We’re six days into summer when Jeff asks me if I want to see something dead. I’m sitting in the grass at Liberty State Park, looking across the bay at a skyline that’s just out of reach, when Jeff approaches me. He’s been hanging out at Liberty Park every day since graduation. He rushes up to me all breathless, his baggy shirt covering a lumpy frame. He tells me something dead washed up against the rocks while he stares down at the frayed line of denim barely covering the top of my thighs. I cut all my pants into shorts a week ago to beat the summer heat.
I hesitate. Jeff’s cried wolf before. After winter break, he told everyone he fell in a skiing accident and you could see the bone pop through his knee. When he showed us, it was just some missing skin, a stretch of shiny pink softness.
But I’m bored and sitting alone in the park and it’s not even a full week after graduation and I think if this is the way my summer will crawl by I might need a lot of dead bodies to fill my afternoons.
Though Jeff is likely full of shit, it’s not impossible for a dead body to be found in the Hudson. It’s a dirty, dank stretch of water between Jersey City and Manhattan. Plenty of things wash up on the shore, as if warning us to stay on our side.
Anyway so it’s not a dead body, I learn after agreeing and following Jeff to the edge of the sidewalk. Just a skunk carcass, all rotten and smelly and sunken on the edge of the rocks. Jeff’s leaning over the railing of the sidewalk, looking down at the dead thing as water slaps it, smooth grey stones turning glossy ink black.
“You’re lame,” I tell Jeff. “I thought you meant a person.”
“What killed it though?” Jeff keeps looking at it. “How did it get over here?

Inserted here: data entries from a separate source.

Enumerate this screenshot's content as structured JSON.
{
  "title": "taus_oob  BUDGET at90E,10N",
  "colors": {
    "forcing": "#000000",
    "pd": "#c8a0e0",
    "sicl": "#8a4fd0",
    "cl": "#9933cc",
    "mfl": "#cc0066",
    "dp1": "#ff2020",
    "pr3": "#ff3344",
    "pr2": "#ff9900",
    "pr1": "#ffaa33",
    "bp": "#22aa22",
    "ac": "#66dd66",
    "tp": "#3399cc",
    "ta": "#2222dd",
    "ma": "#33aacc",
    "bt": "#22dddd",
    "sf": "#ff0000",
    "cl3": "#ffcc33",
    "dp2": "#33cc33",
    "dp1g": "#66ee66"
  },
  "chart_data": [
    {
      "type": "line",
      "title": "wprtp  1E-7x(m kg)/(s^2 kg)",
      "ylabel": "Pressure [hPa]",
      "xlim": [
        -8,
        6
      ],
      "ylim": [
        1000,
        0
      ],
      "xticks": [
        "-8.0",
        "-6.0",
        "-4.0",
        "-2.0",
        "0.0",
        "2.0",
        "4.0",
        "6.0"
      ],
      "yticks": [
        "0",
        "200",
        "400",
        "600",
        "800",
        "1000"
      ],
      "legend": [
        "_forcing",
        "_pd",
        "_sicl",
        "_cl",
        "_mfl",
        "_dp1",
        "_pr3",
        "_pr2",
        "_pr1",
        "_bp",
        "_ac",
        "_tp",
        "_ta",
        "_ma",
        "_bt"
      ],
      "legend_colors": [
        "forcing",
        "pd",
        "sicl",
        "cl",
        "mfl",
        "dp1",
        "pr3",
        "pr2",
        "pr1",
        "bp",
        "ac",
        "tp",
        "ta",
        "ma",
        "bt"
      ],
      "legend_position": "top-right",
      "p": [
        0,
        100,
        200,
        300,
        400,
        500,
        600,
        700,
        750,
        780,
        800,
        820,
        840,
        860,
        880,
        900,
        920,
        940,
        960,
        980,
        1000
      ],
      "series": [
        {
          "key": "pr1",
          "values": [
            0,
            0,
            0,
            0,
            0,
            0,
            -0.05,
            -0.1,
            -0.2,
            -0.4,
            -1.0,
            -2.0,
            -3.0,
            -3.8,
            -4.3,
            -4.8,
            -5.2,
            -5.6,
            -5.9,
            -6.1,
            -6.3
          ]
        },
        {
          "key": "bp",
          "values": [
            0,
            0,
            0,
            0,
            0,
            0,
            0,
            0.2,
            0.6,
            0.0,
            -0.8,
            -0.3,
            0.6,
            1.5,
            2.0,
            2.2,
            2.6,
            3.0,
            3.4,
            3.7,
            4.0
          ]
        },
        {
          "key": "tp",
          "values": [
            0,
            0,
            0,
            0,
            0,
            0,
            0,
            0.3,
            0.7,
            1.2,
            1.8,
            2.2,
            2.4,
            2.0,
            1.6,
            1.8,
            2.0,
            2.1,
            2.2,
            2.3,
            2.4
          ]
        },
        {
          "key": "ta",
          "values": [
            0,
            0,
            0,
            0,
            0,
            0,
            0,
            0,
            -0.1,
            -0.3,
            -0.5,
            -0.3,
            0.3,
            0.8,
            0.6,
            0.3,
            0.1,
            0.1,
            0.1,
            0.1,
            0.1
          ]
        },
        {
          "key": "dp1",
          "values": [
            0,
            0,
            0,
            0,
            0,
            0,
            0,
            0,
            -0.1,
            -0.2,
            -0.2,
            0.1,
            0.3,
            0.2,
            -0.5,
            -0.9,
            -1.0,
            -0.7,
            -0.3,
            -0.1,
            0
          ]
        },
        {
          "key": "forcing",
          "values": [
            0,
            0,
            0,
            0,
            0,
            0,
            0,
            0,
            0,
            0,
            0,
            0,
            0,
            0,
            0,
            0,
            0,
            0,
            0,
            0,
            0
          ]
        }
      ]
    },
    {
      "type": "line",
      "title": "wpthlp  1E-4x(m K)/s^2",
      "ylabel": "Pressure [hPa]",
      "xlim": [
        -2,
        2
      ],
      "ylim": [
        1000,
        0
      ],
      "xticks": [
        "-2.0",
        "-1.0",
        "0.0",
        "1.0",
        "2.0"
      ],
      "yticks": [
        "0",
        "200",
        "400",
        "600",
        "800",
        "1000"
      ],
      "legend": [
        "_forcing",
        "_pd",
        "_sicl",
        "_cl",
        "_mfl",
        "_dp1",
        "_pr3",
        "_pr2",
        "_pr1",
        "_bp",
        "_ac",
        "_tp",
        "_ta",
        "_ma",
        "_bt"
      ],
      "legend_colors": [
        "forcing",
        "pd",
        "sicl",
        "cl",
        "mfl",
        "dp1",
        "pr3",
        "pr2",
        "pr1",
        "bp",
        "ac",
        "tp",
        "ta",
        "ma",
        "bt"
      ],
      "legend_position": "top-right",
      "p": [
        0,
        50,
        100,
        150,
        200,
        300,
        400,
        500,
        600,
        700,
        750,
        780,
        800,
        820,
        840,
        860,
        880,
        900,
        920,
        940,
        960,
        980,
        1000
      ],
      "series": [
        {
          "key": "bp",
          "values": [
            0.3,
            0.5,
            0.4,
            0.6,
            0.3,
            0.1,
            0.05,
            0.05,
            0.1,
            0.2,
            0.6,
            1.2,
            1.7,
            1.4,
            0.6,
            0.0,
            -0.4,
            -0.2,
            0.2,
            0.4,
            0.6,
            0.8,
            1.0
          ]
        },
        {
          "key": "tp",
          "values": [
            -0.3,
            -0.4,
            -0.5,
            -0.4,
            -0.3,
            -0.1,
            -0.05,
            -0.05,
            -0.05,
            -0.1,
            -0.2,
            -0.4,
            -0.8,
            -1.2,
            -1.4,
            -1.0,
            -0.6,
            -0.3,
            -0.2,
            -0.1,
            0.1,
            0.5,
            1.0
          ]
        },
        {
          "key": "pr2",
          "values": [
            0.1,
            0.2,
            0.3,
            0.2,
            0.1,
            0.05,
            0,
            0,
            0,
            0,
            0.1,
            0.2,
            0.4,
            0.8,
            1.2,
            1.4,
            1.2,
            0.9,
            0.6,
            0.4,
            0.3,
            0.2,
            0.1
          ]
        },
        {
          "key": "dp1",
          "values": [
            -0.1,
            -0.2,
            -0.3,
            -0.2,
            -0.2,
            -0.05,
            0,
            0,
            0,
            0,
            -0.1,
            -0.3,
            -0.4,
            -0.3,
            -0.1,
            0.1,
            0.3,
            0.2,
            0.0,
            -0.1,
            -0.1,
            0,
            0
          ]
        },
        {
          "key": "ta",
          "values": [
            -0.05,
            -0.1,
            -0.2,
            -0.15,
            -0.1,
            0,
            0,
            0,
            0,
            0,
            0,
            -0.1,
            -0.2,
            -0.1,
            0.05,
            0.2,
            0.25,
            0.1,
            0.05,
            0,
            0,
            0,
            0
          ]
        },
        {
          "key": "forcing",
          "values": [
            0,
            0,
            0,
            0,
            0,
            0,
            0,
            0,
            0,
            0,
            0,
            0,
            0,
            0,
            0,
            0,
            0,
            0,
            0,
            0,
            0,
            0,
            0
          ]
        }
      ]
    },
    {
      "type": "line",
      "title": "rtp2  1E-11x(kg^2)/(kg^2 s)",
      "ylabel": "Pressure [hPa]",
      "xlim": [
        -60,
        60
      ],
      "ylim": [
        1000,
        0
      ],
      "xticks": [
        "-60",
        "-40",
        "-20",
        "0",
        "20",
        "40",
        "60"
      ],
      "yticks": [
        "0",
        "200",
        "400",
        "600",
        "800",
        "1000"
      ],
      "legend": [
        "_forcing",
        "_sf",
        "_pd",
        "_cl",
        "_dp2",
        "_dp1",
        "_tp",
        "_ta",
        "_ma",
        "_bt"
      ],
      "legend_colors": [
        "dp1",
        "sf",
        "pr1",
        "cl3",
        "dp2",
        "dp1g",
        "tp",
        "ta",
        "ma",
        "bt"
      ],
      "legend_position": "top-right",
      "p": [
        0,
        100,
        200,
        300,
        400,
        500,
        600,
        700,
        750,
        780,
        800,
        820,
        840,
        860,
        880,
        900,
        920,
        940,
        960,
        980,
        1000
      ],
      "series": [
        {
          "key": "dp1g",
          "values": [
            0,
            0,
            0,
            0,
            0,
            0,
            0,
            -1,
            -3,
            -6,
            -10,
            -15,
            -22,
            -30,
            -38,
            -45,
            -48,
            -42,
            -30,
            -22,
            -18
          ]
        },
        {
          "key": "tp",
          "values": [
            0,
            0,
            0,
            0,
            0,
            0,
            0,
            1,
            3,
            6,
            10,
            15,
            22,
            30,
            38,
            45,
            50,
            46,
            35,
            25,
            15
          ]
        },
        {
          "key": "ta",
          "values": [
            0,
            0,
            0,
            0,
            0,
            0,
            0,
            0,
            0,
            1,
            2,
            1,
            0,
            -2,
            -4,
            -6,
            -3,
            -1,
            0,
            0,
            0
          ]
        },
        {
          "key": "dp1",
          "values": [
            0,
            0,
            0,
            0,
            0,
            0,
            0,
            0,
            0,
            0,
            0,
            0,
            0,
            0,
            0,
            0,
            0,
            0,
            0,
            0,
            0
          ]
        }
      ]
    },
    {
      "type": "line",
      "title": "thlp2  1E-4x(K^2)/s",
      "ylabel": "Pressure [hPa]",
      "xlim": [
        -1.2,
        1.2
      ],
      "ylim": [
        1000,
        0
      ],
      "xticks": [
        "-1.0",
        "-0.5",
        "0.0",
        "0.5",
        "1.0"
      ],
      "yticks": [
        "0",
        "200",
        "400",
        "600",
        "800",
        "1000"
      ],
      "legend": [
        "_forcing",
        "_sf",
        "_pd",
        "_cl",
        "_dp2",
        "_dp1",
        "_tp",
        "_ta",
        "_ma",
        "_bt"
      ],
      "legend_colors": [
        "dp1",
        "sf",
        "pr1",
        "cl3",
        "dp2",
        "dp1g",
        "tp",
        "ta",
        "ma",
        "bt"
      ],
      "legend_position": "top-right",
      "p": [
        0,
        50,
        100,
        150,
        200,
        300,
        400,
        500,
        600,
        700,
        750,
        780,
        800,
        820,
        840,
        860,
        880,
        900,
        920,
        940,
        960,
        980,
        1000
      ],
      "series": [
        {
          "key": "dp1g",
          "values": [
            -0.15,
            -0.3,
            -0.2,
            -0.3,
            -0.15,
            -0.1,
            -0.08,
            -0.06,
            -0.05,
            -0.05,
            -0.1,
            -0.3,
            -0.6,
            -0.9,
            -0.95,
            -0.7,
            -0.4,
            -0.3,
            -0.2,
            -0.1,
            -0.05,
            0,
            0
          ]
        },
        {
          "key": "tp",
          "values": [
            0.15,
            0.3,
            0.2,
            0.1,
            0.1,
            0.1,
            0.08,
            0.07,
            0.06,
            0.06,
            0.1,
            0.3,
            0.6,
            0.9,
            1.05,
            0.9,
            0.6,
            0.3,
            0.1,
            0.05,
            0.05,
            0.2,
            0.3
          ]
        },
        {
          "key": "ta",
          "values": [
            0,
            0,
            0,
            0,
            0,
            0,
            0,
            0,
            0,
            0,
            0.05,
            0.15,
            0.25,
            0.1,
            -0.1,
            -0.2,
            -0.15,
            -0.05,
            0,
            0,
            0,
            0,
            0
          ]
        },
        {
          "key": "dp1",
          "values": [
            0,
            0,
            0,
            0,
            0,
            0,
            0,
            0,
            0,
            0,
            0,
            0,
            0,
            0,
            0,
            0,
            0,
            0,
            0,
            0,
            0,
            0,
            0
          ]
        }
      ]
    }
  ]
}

Was it dragged into the water and fighting for survival?”
“I’m going to get some ice cream,” I say, wrinkling my nose at the stench and thinking of the cool A/C in the shop down the road that’s still giving free scoops to graduating seniors. I leave Jeff alone to stare endlessly at his corpse.
When Jeff asks a few days later if I’ve ever seen a person attacked by an alligator from the river, I have to roll my eyes.
“There are no alligators in the Hudson,” I tell him.
“Well I swear I saw one attack somebody. There’s still a bloodstain on the rocks. I’ll show you where.”
I follow Jeff for a least half a mile up the waterfront walkway, the skyline teasing me to my right. We don’t talk. Jeff keeps his eyes fixed over the edge of the railing, at the sweet spot where the shit brown water hits the rocks, looking for blood stains.
“I swear I saw it,” he mumbles, still walking, still looking, and I fall back, letting Jeff continue on his quest without me. I’m not in the mood today.
Jeff seems to be at Liberty Park every afternoon. When he’s not bugging me he’s sitting on a bench, wearing headphones, his eyes closed. Sometimes I hope he doesn’t see me, but sometimes I’m glad he’s there, that somebody else gets that feeling of wanting to be out of the house. I only come here because I’m not allowed to go into the city unchaperoned, so this is the closest I can get, staring at a skyline I can’t wait to explore one day.
Three weeks later, I see the body first. It’s barely nine in the morning and there’s a crowd of onlookers on the waterfront walkway. Police flood the scene, yellow tape keeping everyone back. Everyone’s facing the sloped stretch of rocks leading down into the water.
When I see her frame, I stop still. I close my eyes. I take a deep breath. I open and inch closer, peering through the crowd to see her body. She’s small, my age. Her dark hair sticks to her face, her skin bloated and tinted blue.
I’ll never be able to go back to pretending with Jeff. There is a before, then an after.
When I see Jeff sitting on his bench in Liberty Park, he’s got headphones on, eyes closed. I sit next to him. His music sounds angsty, loud. I tap his shoulder. He removes his headphones.
“You saw her, right?” I ask quietly. He nods at me, then turns back to face the harbor. He’s staring out into the distance, thinking about something, I’m not sure. Perhaps the reality and terror of what looms in front of us: a future undefined, a horizon that exists beyond the buildings.